Joe Posnanski's "The Three Toughest Outs" blog post is a week old already (OK, a week and a day if you wanna be a dick about it), but I'm just getting around to it now. But, like most things he does, I found it equally entertaining and fascinating. Enough so that I thought it worth dusting off to bring to your attention.
Joe decided to take on the old baseball cliche that the 9th inning consists of "the three toughest outs in baseball". And, like only Joe can, he turned that into a 4,000 word dissertation. If you like baseball (and you probably wouldn't be here if you didn't), you'll enjoy it. Go read it in its entirety.
But we're going to ignore all the fluff right now and highlight the crux of the matter: How batters fair in that final inning.
Hitting by inning since 1970 (batting average/on-base percentage/slugging percentage):
1st inning: .270/.342/.413
2nd inning: .254/.318/.389
3rd inning: .263/.327/.402
4th inning: .267/.330/.419
5th inning: .265/.328/.408
6th inning: .267/.333/.418
7th inning: .261/.331/.399
8th inning: .256/.327/.389
9th inning: .247/.316/.372
Now, before we get into this, let's acknowledge that ninth inning statistics are wildly skewed. The home team does not bat in the ninth when it has the lead, so ninth inning statistics lean heavily toward road teams -- ninth-inning stats are about 2/3 road teams. And road teams do not hit as well as home teams. Also, the ninth inning has been handled so many different ways over the years -- there was an era where starters were expected to finish their games, an era of multi-inning firemen, an era of the closer, an era of the high-priced, one-inning closer -- that you can't really directly compare the ninth inning to any other.
That said, I didn't make up the cliche. The cliche is that the ninth inning has the three toughest outs in baseball.
And when you look at the numbers you see it: The cliche is absolutely, undeniably, absurdly wrong. They are the easiest three outs.
I'd be lying if I said I didn't find this a little shocking. I didn't expect the pendulum to really swing in either direction in the 9th. I expected the numbers across all innings to be fairly consistent; the 9th included. You know, that other baseball cliche about everything evening out?
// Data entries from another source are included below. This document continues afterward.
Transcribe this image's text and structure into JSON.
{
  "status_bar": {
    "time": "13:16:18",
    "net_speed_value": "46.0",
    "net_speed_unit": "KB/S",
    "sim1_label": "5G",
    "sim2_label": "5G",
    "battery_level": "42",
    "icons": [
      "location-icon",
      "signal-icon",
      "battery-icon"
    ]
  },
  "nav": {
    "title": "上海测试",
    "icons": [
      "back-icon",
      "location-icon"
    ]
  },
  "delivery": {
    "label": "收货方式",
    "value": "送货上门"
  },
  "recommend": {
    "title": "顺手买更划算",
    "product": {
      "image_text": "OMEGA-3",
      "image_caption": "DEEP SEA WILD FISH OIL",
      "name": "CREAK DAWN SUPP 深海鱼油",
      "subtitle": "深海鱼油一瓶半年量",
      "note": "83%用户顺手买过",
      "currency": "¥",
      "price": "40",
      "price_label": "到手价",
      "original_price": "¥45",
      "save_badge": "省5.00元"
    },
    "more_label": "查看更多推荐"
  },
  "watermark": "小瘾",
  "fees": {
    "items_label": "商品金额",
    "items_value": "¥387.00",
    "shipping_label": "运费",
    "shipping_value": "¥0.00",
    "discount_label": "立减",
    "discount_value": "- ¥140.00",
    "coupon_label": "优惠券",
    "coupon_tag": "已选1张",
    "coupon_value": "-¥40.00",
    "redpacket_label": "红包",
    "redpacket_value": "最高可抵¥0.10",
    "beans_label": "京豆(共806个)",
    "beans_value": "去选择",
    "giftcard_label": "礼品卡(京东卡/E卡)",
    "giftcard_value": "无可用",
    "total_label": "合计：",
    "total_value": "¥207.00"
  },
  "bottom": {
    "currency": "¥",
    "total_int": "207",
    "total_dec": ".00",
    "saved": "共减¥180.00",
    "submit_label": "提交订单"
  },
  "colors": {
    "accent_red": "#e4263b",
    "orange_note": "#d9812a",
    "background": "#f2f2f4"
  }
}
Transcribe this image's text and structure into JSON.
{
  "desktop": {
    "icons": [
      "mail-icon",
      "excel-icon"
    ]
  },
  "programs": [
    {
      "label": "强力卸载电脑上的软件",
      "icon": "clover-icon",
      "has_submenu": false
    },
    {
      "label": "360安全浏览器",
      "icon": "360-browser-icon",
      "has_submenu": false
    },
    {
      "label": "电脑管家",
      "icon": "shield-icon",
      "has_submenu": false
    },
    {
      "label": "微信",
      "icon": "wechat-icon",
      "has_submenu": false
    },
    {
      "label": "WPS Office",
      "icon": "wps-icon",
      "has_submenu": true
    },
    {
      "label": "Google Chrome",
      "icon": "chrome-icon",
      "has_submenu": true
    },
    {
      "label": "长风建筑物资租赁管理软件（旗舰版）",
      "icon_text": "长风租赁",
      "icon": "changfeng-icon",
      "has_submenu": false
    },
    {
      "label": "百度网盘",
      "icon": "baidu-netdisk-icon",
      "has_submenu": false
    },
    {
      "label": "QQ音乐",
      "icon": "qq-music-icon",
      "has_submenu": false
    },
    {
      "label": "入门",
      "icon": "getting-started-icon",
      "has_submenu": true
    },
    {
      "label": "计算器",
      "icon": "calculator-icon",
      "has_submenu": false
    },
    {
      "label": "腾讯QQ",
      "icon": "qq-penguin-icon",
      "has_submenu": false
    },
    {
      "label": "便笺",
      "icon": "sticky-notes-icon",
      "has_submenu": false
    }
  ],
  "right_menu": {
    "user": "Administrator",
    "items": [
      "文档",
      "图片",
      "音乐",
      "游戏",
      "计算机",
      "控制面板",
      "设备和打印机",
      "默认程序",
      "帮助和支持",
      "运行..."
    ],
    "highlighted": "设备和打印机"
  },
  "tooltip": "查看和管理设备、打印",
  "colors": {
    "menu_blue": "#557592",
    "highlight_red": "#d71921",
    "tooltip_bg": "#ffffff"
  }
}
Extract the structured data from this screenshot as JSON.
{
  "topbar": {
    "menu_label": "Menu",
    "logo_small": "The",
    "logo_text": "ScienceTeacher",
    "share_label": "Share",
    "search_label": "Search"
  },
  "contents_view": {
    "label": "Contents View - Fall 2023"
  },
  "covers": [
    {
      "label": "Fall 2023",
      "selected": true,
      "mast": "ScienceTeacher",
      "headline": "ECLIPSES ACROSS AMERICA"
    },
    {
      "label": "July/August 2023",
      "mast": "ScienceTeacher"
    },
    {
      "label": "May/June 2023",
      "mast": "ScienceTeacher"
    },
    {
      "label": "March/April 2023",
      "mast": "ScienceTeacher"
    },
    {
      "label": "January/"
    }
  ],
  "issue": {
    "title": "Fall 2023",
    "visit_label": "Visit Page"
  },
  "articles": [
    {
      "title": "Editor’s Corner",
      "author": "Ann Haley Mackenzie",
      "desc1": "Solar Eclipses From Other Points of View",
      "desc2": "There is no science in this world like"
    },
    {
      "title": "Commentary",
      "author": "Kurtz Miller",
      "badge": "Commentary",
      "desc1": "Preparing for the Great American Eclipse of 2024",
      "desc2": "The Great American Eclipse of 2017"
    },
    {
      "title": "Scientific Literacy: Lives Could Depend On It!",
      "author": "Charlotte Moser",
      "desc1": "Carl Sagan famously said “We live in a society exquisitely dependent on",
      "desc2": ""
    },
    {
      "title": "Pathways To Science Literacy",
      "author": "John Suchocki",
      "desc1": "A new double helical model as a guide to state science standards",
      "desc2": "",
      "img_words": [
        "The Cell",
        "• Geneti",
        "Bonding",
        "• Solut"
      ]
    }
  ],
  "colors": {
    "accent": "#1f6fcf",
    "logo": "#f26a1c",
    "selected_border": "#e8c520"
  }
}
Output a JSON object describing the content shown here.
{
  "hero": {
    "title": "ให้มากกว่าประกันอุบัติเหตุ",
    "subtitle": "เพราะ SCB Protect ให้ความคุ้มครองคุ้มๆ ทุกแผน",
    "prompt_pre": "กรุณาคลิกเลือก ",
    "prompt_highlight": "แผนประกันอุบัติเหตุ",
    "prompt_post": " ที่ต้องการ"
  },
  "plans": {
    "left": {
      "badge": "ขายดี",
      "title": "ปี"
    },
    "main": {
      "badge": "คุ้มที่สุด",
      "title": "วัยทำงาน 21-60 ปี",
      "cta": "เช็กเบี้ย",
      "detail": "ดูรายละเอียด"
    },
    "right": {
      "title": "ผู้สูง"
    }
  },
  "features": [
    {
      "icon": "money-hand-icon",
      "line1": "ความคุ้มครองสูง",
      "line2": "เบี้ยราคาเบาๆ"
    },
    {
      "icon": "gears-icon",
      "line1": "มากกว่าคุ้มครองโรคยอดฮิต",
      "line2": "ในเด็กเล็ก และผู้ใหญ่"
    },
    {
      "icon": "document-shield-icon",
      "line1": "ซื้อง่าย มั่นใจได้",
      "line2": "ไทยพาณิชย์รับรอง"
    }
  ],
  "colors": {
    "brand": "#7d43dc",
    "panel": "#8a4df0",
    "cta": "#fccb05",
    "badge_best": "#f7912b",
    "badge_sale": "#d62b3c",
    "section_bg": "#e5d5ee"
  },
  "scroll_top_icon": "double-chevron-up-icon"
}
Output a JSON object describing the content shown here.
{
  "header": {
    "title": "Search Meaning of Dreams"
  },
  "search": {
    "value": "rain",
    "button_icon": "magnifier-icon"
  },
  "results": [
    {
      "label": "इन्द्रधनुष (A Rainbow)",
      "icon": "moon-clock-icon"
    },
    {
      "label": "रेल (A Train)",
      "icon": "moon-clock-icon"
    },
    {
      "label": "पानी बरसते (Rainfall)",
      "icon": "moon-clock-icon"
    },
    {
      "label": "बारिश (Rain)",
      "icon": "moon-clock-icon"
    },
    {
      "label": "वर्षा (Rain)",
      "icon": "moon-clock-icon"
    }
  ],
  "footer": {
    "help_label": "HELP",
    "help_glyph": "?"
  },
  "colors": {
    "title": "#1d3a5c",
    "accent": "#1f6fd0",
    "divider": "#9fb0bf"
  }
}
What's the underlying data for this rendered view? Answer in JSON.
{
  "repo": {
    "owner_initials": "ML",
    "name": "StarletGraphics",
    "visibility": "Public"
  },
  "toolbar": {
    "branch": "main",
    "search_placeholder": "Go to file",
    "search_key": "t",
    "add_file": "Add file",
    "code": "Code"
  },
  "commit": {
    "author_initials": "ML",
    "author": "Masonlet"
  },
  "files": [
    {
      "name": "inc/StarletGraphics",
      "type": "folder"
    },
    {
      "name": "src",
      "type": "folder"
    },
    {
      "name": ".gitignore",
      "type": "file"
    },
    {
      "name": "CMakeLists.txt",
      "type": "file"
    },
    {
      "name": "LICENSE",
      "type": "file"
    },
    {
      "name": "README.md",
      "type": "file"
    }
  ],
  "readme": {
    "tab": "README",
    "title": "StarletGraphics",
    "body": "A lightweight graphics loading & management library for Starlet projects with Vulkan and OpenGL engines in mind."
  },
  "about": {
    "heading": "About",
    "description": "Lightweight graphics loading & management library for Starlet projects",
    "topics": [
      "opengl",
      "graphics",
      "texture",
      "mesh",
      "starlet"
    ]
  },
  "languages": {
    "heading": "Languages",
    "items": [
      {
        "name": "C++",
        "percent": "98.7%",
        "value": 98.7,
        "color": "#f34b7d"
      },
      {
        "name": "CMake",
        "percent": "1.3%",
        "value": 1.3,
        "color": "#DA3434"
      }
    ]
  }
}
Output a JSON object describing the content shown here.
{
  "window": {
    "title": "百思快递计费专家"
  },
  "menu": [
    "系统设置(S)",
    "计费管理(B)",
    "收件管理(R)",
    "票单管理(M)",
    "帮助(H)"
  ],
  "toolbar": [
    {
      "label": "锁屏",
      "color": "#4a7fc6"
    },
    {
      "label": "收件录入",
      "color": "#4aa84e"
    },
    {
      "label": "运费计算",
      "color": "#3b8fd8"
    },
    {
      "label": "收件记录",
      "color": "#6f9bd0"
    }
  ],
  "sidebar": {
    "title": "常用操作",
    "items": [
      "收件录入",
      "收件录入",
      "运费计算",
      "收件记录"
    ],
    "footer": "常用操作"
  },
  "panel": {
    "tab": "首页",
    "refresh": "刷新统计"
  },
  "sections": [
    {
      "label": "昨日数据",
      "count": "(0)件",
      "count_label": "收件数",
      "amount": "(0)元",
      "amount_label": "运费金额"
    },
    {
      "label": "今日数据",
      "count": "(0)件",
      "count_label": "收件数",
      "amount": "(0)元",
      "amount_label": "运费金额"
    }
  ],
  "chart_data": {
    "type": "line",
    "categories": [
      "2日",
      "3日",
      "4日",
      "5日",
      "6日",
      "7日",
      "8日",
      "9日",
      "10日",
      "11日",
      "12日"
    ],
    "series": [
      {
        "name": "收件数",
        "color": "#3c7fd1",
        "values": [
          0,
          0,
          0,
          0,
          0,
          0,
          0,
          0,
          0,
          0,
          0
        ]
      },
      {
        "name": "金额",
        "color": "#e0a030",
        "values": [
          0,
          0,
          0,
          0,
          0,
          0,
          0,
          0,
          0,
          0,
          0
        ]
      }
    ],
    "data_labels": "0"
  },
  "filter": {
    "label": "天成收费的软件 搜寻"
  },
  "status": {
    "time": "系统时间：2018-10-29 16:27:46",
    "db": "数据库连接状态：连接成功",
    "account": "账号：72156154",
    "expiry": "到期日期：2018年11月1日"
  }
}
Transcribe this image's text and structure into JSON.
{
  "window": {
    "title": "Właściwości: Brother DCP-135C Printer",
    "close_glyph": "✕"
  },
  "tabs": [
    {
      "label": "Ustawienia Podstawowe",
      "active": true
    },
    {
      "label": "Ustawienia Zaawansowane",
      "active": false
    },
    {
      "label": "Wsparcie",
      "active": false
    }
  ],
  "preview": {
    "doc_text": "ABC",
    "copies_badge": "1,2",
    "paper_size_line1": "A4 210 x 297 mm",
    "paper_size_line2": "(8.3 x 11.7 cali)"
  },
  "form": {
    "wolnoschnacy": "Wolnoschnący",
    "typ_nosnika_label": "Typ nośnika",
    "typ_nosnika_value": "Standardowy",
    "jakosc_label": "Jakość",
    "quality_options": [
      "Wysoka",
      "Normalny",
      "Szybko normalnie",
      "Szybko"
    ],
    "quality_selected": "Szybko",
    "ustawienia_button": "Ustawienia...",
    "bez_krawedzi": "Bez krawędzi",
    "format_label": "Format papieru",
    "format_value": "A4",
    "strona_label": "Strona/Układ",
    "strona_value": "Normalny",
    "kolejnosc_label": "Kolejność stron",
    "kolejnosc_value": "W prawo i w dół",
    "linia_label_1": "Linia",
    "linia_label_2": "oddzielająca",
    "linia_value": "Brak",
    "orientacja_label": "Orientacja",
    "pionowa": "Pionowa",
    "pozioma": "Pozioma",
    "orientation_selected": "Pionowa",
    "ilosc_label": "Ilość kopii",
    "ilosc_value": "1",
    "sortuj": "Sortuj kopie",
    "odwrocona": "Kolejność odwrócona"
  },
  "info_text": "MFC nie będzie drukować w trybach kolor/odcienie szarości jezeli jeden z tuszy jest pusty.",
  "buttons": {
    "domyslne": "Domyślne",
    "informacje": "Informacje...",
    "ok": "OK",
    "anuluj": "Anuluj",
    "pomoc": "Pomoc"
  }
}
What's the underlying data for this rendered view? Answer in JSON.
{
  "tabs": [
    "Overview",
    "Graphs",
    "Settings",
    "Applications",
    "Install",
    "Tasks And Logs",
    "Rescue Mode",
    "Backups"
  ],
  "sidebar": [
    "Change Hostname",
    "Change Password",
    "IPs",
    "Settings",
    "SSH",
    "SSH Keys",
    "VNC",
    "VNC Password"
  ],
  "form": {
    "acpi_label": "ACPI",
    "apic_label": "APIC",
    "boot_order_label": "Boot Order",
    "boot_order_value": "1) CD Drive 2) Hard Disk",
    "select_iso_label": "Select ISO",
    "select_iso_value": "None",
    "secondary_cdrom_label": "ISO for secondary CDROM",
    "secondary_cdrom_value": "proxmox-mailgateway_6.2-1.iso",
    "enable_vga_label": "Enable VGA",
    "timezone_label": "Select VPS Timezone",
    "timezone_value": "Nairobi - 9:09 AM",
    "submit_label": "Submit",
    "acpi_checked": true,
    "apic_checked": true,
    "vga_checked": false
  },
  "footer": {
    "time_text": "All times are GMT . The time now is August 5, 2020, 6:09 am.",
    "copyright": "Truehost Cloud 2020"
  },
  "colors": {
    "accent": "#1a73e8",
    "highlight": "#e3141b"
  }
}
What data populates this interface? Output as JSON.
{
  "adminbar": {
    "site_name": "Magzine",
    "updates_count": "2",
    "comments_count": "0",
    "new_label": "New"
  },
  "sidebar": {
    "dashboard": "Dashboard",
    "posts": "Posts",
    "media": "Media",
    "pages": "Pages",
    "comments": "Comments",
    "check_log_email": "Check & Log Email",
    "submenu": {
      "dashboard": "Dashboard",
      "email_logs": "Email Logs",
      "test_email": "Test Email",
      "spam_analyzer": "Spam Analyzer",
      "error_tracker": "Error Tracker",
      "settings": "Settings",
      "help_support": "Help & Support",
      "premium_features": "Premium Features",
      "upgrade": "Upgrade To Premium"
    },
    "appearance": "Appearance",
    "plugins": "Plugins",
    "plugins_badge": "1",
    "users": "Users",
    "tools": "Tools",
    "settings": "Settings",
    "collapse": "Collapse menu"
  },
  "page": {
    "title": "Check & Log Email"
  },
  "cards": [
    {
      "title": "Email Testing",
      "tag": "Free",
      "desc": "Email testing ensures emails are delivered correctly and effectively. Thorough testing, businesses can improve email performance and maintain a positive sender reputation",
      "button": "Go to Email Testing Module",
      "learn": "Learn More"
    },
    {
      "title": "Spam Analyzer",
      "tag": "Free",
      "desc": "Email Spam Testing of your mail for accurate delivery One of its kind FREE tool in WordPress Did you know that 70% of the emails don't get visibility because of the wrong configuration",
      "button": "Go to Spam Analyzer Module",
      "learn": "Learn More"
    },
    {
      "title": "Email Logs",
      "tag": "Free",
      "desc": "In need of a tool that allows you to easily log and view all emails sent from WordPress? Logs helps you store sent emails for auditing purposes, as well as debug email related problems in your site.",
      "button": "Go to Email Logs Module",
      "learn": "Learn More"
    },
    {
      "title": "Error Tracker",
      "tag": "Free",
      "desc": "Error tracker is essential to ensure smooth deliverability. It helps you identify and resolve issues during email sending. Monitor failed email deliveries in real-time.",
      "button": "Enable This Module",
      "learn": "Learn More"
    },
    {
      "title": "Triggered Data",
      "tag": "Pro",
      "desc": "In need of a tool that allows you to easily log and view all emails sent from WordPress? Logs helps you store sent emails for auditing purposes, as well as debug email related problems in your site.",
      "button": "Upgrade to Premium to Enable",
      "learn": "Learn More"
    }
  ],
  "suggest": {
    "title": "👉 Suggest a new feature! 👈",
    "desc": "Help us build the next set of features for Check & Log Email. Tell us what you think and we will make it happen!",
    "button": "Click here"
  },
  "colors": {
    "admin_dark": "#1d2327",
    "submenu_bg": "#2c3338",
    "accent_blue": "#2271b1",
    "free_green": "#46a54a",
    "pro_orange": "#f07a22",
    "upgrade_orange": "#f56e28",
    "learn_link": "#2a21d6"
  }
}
We can discuss why we think the numbers are so much lower in the 9th -- it does make sense, to some degree. In the modern era teams reserve their best bullpen arm for that final frame -- but that's generally only in close games. If we want to use Mariano Rivera as our model, he typically pitches somewhere in the 60-70 game range each season. That leaves nearly 100 other contests that the Yankees have had to rely on someone that wasn't their best pitcher to close out the game. It's quite fascinating, really.